C: Missing some logic with the pointers stuff

Question

I am writing my own string copy function. The following works:

char *src, *dest;
src = (char *) malloc(BUFFSIZE);
//Do something to fill the src
dest = (char *) malloc(strlen(src) + 1);
mystringcpy(src, dest);

void mystringcopy(char *src, char *dest) {
   for(; (*dest = *src) != '\0'; ++src, +dest);
}

But this doesn't work:

char *src, *dest;
src = (char *) malloc(BUFFSIZE);
//Do something to fill the src
mystringcpy(src, strlen(src), dest);

void mystringcopy(char *src, size_t length, char *dest) {
   dest = (char *)malloc(length + 1);
   for(; (*dest = *src) != '\0'; ++src, +dest);
}

and I can't understand why... Is allocating memory inside a called function a mistake?

Answer 1

You haven't really said what "works" means, but I'm assuming you're confused why dest isn't being changed to the new memory back in the calling function.

The reason is that in your mystringcopy function, the parameter dest is a copy of the pointer dest in the calling function.

You then assign that copy to a new buffer, do the copy, and then the copy goes away. The original is unchanged. You need to pass dest as a pointer (to a pointer).

Also, I assume you wrote what you did from memory since it shouldn't compile as is (bad dereference in the calling function). Here's the fixed code:

char *src, *dest;
src = (char *)malloc(BUFFSIZE); // no dereference on src, it's a pointer

//Do something to fill the src
mystringcpy(src, strlen(src), &dest); // pass the address of dest

// take a pointer to a char*
void mystringcopy(char *src, size_t length, char **dest) {
    // now you should dereference dest, to assign to
    // the char* that was passed in
    *dest = (char *)malloc(length + 1);

    // for simplicity, make an auxiliary dest
    char* destAux = *dest;

    // and now the code is the same
    for(; (*destAux = *src) != '\0'; ++src, ++destAux);
}

Another method is to return the dest pointer:

char *src, *dest;
src = (char *)malloc(BUFFSIZE);

//Do something to fill the src
dest = mystringcpy(src, strlen(src)); // assign dest

char* mystringcopy(char *src, size_t length) {
    char* dest = (char *)malloc(length + 1);

    // for simplicity, make an auxiliary dest
    char* destAux = dest;

    for(; (*destAux = *src) != '\0'; ++src, ++destAux);

    return dest; // give it back
}

Keep in mind if length is smaller than the source buffer's real length that you'll overrun your destination buffer. See the comments for a solution, though this is left up to you.

Answer 2

Doing the malloc inside the function is OK, but you're not passing the pointer back out of the function. Either return the pointer:

char * mystringcopy(char *src)

or pass a pointer to the pointer:

void mystringcopy(char *src, char **dest)

Answer 3

Parameters in C are passed by value, so your function gets a copy of the dest pointer, overwrites it with malloc then discards it. Try this instead:

void mystringcopy(char *src, size_t length, char **dest) {
   *dest = (char *)malloc(length + 1);
   char *p=*dest;
   for(; (*p = *src) != '\0'; ++src, ++p);
}

Now you pass a pointer to the pointer to your string, so you can overwrite it in the main procedure. You'd use it like:

char *src, *dest;
*src = (char *) malloc(BUFFSIZE);
//Do something to fill the src
mystringcpy(src, strlen(src), &dest);
// now in dest you have your copy

Answer 4

There is no problem in allocating inside a function.

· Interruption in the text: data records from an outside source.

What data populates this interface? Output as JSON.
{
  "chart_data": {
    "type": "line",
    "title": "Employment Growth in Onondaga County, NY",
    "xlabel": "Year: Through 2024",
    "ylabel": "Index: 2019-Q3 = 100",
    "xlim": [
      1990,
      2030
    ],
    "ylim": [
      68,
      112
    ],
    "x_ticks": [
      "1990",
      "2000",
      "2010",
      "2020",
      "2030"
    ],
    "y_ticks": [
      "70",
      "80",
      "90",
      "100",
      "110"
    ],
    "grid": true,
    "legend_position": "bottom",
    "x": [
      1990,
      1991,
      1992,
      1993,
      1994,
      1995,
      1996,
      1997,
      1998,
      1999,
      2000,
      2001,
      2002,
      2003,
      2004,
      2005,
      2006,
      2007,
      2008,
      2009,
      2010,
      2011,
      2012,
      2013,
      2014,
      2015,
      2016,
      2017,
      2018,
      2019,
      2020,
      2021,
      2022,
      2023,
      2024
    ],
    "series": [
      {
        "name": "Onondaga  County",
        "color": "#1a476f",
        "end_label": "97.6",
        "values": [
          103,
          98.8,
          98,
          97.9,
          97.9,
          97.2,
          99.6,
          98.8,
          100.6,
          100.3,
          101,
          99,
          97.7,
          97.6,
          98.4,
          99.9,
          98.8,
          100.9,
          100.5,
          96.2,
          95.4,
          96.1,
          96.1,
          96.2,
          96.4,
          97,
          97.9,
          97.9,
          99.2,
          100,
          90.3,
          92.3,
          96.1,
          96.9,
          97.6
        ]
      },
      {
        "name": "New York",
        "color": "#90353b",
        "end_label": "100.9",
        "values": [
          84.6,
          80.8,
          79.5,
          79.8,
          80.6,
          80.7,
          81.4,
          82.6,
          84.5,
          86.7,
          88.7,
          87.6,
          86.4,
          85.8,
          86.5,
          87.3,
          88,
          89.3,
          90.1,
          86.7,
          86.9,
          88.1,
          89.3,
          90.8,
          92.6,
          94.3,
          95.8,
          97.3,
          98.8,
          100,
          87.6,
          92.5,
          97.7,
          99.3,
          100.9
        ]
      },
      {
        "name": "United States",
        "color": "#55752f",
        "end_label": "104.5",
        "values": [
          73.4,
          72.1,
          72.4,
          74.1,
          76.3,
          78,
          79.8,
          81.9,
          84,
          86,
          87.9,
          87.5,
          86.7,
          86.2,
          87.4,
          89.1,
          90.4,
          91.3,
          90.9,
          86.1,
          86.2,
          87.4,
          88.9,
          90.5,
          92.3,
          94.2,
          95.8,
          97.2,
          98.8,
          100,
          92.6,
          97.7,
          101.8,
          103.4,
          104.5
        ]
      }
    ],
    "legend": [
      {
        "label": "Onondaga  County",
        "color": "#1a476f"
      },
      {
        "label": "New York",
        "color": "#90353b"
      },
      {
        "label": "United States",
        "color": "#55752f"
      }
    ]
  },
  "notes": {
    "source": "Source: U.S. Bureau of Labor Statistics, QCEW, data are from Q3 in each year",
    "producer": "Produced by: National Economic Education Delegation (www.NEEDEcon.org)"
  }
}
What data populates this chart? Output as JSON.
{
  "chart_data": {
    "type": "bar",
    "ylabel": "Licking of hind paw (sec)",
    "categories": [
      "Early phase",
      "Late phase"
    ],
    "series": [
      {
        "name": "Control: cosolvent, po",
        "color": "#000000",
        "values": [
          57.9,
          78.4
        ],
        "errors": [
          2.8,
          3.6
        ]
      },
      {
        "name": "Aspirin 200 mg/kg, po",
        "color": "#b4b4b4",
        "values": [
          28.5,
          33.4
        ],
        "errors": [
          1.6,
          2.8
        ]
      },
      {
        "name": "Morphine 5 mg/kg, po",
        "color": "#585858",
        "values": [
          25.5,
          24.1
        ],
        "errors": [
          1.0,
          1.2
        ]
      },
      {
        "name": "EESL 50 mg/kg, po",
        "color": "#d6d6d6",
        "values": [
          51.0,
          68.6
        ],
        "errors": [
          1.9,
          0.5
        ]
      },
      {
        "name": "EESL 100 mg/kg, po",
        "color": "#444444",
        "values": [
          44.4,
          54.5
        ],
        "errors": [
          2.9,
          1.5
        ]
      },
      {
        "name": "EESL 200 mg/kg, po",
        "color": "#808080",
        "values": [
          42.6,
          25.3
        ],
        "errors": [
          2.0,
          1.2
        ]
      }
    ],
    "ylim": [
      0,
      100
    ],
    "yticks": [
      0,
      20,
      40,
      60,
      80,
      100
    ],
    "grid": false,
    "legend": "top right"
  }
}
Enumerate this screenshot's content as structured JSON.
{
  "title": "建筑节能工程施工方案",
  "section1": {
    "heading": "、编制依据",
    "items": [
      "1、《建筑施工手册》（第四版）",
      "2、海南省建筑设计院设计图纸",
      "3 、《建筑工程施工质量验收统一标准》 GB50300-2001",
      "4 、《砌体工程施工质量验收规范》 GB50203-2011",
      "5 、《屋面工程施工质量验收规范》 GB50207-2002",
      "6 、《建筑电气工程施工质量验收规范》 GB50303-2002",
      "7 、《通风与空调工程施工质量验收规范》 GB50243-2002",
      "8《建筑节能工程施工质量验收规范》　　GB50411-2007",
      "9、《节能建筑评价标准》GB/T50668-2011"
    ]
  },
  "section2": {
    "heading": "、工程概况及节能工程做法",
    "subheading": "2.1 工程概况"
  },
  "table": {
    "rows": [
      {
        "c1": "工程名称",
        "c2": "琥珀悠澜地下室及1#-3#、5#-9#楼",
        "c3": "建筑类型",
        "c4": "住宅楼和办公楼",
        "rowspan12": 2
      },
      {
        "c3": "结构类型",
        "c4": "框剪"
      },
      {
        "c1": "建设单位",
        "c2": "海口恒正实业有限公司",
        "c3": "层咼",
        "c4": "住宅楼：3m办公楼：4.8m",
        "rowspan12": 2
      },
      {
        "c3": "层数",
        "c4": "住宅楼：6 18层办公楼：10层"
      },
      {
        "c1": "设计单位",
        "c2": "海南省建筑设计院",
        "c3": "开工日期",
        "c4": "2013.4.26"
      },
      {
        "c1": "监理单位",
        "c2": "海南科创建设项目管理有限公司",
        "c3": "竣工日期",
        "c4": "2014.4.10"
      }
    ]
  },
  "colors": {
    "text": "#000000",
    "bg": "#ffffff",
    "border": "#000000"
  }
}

The problem is that in C arguments are passed by value. So when you assign a value to dest, that's only modifying the dest local to the function.

You have two choices. You can return the dest pointer:

char *alloc_and_copy(const char *src, size_t length)
{
    char *dest = malloc(length + 1);
    ... do your copying
    return dest;
}

or you can pass a pointer to the argument and modify what's being pointed to:

void alloc_and_copy(const char *src, size_t length, char **dest)
{
    char *local_dest = malloc(length + 1);
    ... do your copying using local_dest

    *dest = local_dest;
}

The technique of using a local variable is not required, but I think it makes for more readable code.

Answer 5

In general, when allocating memory there are certain assumptions about what code is responsible for freeing the memory when it's done. I subscribe to the notion that a function should be responsible for one major operation, as if a black box. For both reasons, it is best to allocate your own memory and hand the pointer to the function to populate its buffer.

That aside, you could either return the char * pointer as a return value.

Or, change the char *dest parameter to char **dest. Then, call the function like: mystringcopy(src, strlen(src), *dest). And in the function, it returns the pointer by: *dest = (char *)malloc(length + 1);. Not pretty.